The activities prohibited under antitrust laws are invariable peaceable activities - whatever their merit under an efficiency standard - and thus should be allowed in a free society" (Smith, 1985). An attempt to "break up" the professional sports leagues with the instrument of antitrust laws would undoubtedly result in less competition and thus fewer benefits to the consumer (fans). TAX SUBSIDIES Rather than using antitrust legislation to reduce the power these professional leagues have over the communities it is said to be easier to change the amount and frequency of the subsidies granted to these private entities (Pierce, 1998).
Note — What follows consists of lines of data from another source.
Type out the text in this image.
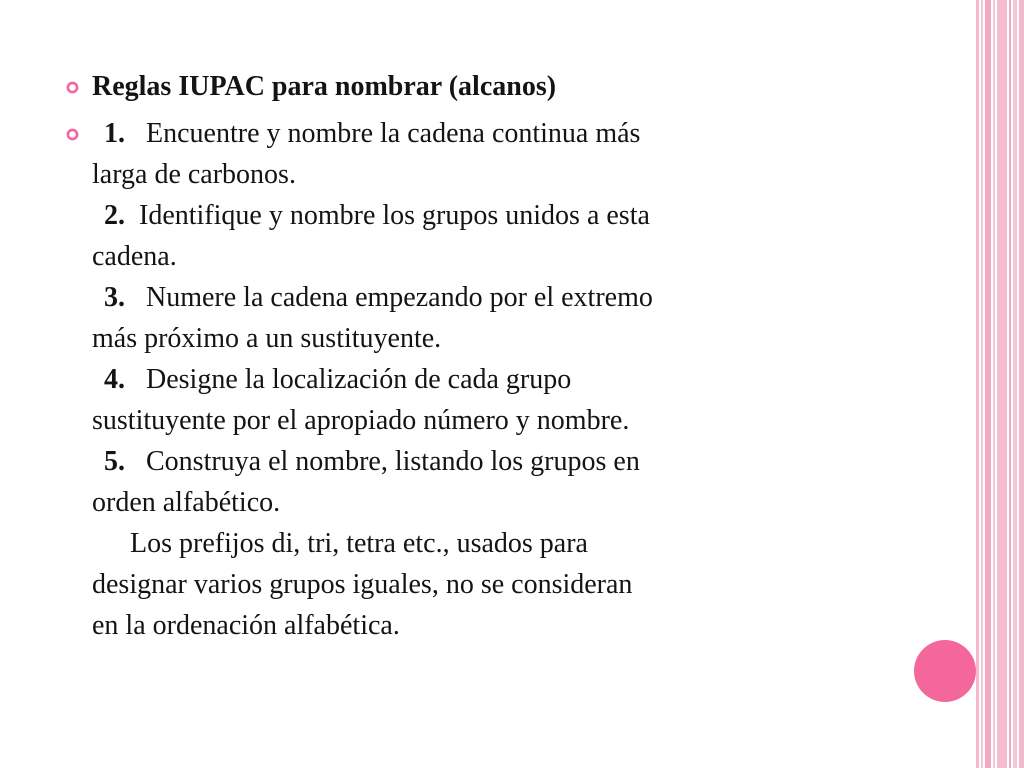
Reglas IUPAC para nombrar (alcanos)
1. Encuentre y nombre la cadena continua más
larga de carbonos.
2. Identifique y nombre los grupos unidos a esta
cadena.
3. Numere la cadena empezando por el extremo
más próximo a un sustituyente.
4. Designe la localización de cada grupo
sustituyente por el apropiado número y nombre.
5. Construya el nombre, listando los grupos en
orden alfabético.
Los prefijos di, tri, tetra etc., usados para
designar varios grupos iguales, no se consideran
en la ordenación alfabética.
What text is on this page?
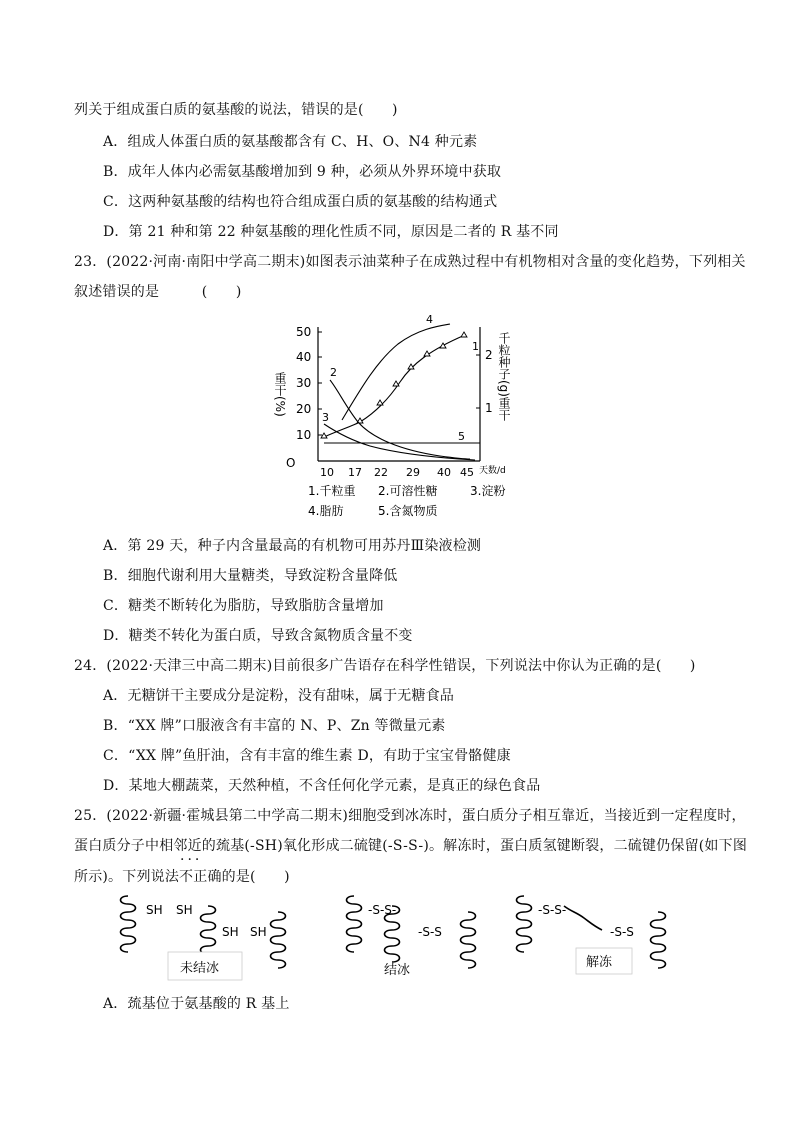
列关于组成蛋白质的氨基酸的说法，错误的是(　　)
A．组成人体蛋白质的氨基酸都含有 C、H、O、N4 种元素
B．成年人体内必需氨基酸增加到 9 种，必须从外界环境中获取
C．这两种氨基酸的结构也符合组成蛋白质的氨基酸的结构通式
D．第 21 种和第 22 种氨基酸的理化性质不同，原因是二者的 R 基不同
23．(2022·河南·南阳中学高二期末)如图表示油菜种子在成熟过程中有机物相对含量的变化趋势，下列相关
叙述错误的是　　　(　　)
50
40
30
20
10
O
重干(%)
2
1 千粒种子(g)重干
10 17 22 29 40 45 天数/d
4
1
2
3
5
1.千粒重 2.可溶性糖	3.淀粉
4.脂肪	5.含氮物质
A．第 29 天，种子内含量最高的有机物可用苏丹Ⅲ染液检测
B．细胞代谢利用大量糖类，导致淀粉含量降低
C．糖类不断转化为脂肪，导致脂肪含量增加
D．糖类不转化为蛋白质，导致含氮物质含量不变
24．(2022·天津三中高二期末)目前很多广告语存在科学性错误，下列说法中你认为正确的是(　　)
A．无糖饼干主要成分是淀粉，没有甜味，属于无糖食品
B．“XX 牌”口服液含有丰富的 N、P、Zn 等微量元素
C．“XX 牌”鱼肝油，含有丰富的维生素 D，有助于宝宝骨骼健康
D．某地大棚蔬菜，天然种植，不含任何化学元素，是真正的绿色食品
25．(2022·新疆·霍城县第二中学高二期末)细胞受到冰冻时，蛋白质分子相互靠近，当接近到一定程度时，
蛋白质分子中相邻近的巯基(-SH)氧化形成二硫键(-S-S-)。解冻时，蛋白质氢键断裂，二硫键仍保留(如下图
···
所示)。下列说法不正确的是(　　)
SH SH
SH SH
未结冰
-S-S-
-S-S
结冰
-S-S-
-S-S
解冻
A．巯基位于氨基酸的 R 基上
Neal Pierce spoke of this type of extortion and reports that "if prospective towns start saying no to sports moguls in search of public subsidies for their luxury - suited sta dia and sky - high player salaries, then the whole extortion bubble will bust and pro sports will descend to more reasonable, free market set (pierce, 1998)". This "just say no" strategy is starting to become more and more popular. Just last year the tax payers of Minnesota resoundingly rejected legislation that would provide for a new stadium for the Minnesota Twins.
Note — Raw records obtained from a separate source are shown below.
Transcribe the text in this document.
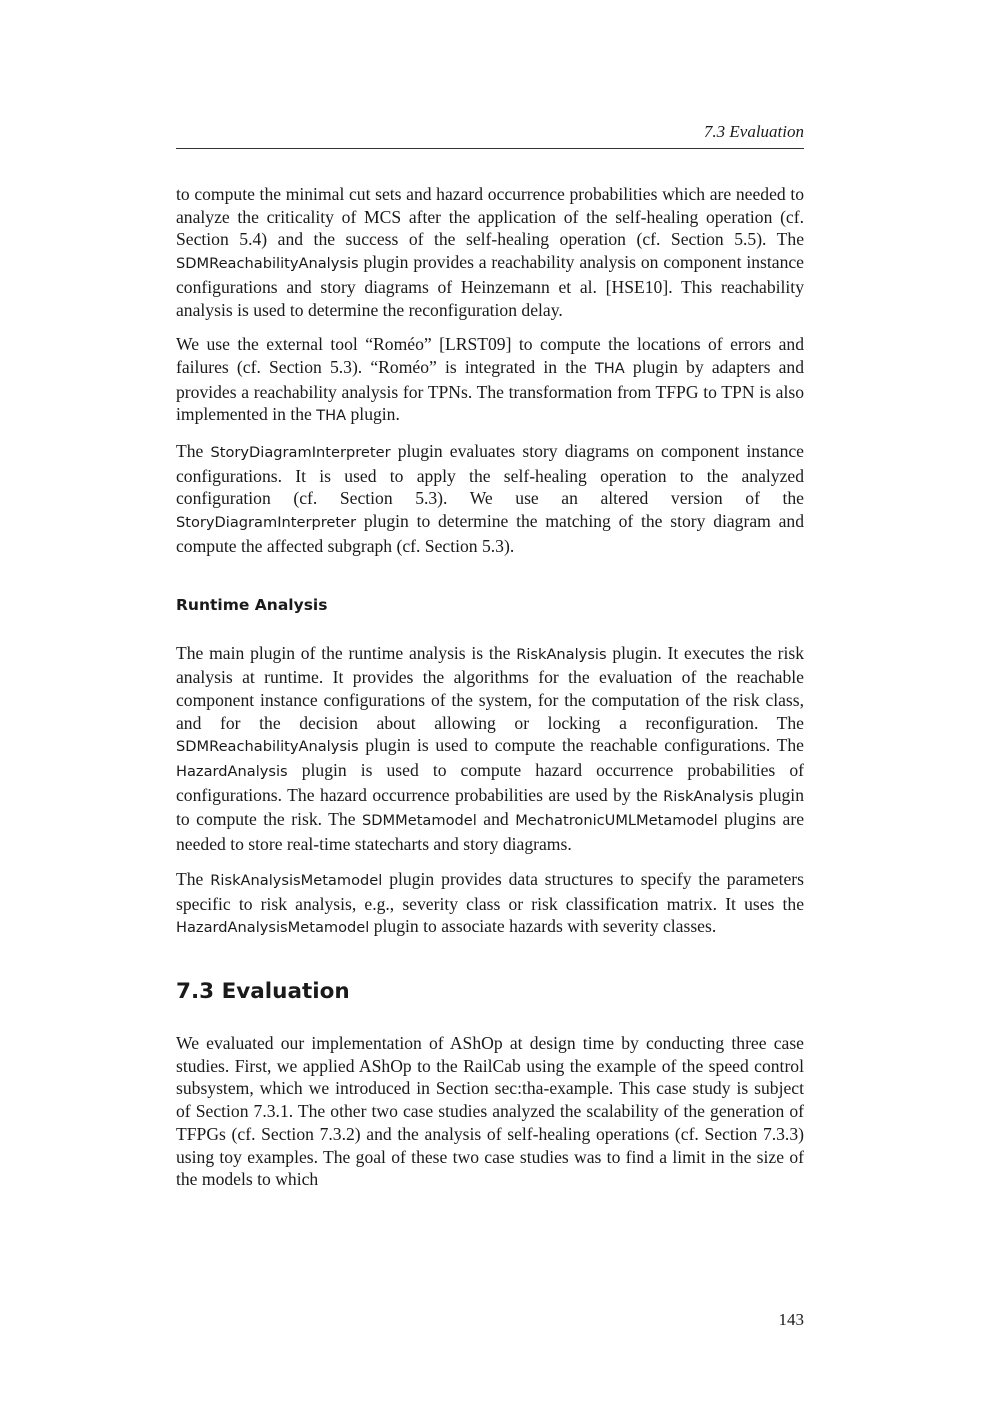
7.3 Evaluation

to compute the minimal cut sets and hazard occurrence probabilities which are needed to analyze the criticality of MCS after the application of the self-healing operation (cf. Section 5.4) and the success of the self-healing operation (cf. Section 5.5). The SDMReachabilityAnalysis plugin provides a reachability analysis on component instance configurations and story diagrams of Heinzemann et al. [HSE10]. This reachability analysis is used to determine the reconfiguration delay.

We use the external tool “Roméo” [LRST09] to compute the locations of errors and failures (cf. Section 5.3). “Roméo” is integrated in the THA plugin by adapters and provides a reachability analysis for TPNs. The transformation from TFPG to TPN is also implemented in the THA plugin.

The StoryDiagramInterpreter plugin evaluates story diagrams on component instance configurations. It is used to apply the self-healing operation to the analyzed configuration (cf. Section 5.3). We use an altered version of the StoryDiagramInterpreter plugin to determine the matching of the story diagram and compute the affected subgraph (cf. Section 5.3).

Runtime Analysis

The main plugin of the runtime analysis is the RiskAnalysis plugin. It executes the risk analysis at runtime. It provides the algorithms for the evaluation of the reachable component instance configurations of the system, for the computation of the risk class, and for the decision about allowing or locking a reconfiguration. The SDMReachabilityAnalysis plugin is used to compute the reachable configurations. The HazardAnalysis plugin is used to compute hazard occurrence probabilities of configurations. The hazard occurrence probabilities are used by the RiskAnalysis plugin to compute the risk. The SDMMetamodel and MechatronicUMLMetamodel plugins are needed to store real-time statecharts and story diagrams.

The RiskAnalysisMetamodel plugin provides data structures to specify the parameters specific to risk analysis, e.g., severity class or risk classification matrix. It uses the HazardAnalysisMetamodel plugin to associate hazards with severity classes.

7.3 Evaluation

We evaluated our implementation of AShOp at design time by conducting three case studies. First, we applied AShOp to the RailCab using the example of the speed control subsystem, which we introduced in Section sec:tha-example. This case study is subject of Section 7.3.1. The other two case studies analyzed the scalability of the generation of TFPGs (cf. Section 7.3.2) and the analysis of self-healing operations (cf. Section 7.3.3) using toy examples. The goal of these two case studies was to find a limit in the size of the models to which

143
TAX EXEPT BONDS Senator Daniel Moynihan (D-NY) bill to restrict the use of tax-exempt bonds to finance sports stadiums was the first shot fired into federal legislating the construction of stadiums (Johnston, 1995). This bill was successfully challenged by the states as to the constitutionality of it. The states claimed under the tenth amendment that the federal government cannot tell the States how to structure their non federal taxes (McGraw, 1996). Representative Barney Frank (D-MA) has a new bill that remains in subcommittee that also attempts to limit the tax bonds by restricting federal dollars to the states that produce tax exempt bonds to produce stadiums. FUTURE FINANCING MODELS The newest model of stadium financing involves the central theorem of fan ownership. The model put forth by the The Heartland Institute of Chicago, Illinois is based on the Green Bay Packer organization.
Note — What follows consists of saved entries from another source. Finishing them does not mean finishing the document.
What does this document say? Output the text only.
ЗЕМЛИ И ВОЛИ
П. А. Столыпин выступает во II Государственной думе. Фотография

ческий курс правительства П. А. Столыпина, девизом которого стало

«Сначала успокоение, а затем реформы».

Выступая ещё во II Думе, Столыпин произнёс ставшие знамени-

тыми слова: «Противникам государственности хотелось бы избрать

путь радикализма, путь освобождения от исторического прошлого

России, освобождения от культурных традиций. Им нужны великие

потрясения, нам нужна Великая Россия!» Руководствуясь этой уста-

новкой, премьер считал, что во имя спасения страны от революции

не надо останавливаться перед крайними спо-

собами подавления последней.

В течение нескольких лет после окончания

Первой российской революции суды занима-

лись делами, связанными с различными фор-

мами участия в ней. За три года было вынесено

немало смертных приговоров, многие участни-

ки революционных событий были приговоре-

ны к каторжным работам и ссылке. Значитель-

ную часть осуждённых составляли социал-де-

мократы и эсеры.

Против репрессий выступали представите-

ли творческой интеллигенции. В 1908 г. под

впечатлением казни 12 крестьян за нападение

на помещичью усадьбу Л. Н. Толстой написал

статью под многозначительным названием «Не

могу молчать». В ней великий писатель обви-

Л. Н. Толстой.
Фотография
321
The Green Bay packers sell shares of their team on the open market and list themselves as a "not for profit" team. Since it is a not for profit team then all proceeds of profit get returned to the general fund for facility improvements and player endowments (Harding, 1997). This has produced the effect of the packers being the least subsidized National Football Franchise and generates a small amount of money in luxury suites (Harding, 1997). Widespread adoption of the Packer Model would eliminate the greatest bargaining chip the professional sports teams owners have in demanding new stadiums that of city abandonment. If an organization is public ally owned it becomes virtually impossible to move. The biggest opposition to the model is of course the dreaded category of "not for Profit".
If a business man cannot profit of a sporting team then would he invest in said team? Summary and Conclusions The economical reality of today's market does not bear the notion that building new stadiums using public funding is prudent. It can be seen as political suicide in a time where financial cut backs are the norm to ask to reallocate monies from necessities such as education, public safety, and basic land repair. The owners of professional franchises continue to try to black mail cities into spending millions and millions of dollars on these stadiums with the threat of moving to greener pastures. The federal government seemingly unable to stop this with banning stadium subsides (Moynihan's legislation) and a flawed antitrust laws causing a market failure. The loopholes abound in these measures.
The best solution to date is that of fan ownership. With this as a backdrop you develop a return to the community both financially and socially. The sales of shares will also generate a greater depth of fan support and appreciation. This would increase an across the board profit. Stadiums will be built but the amount of governmental help seems to be diminishing and that is not necessarily a bad thing.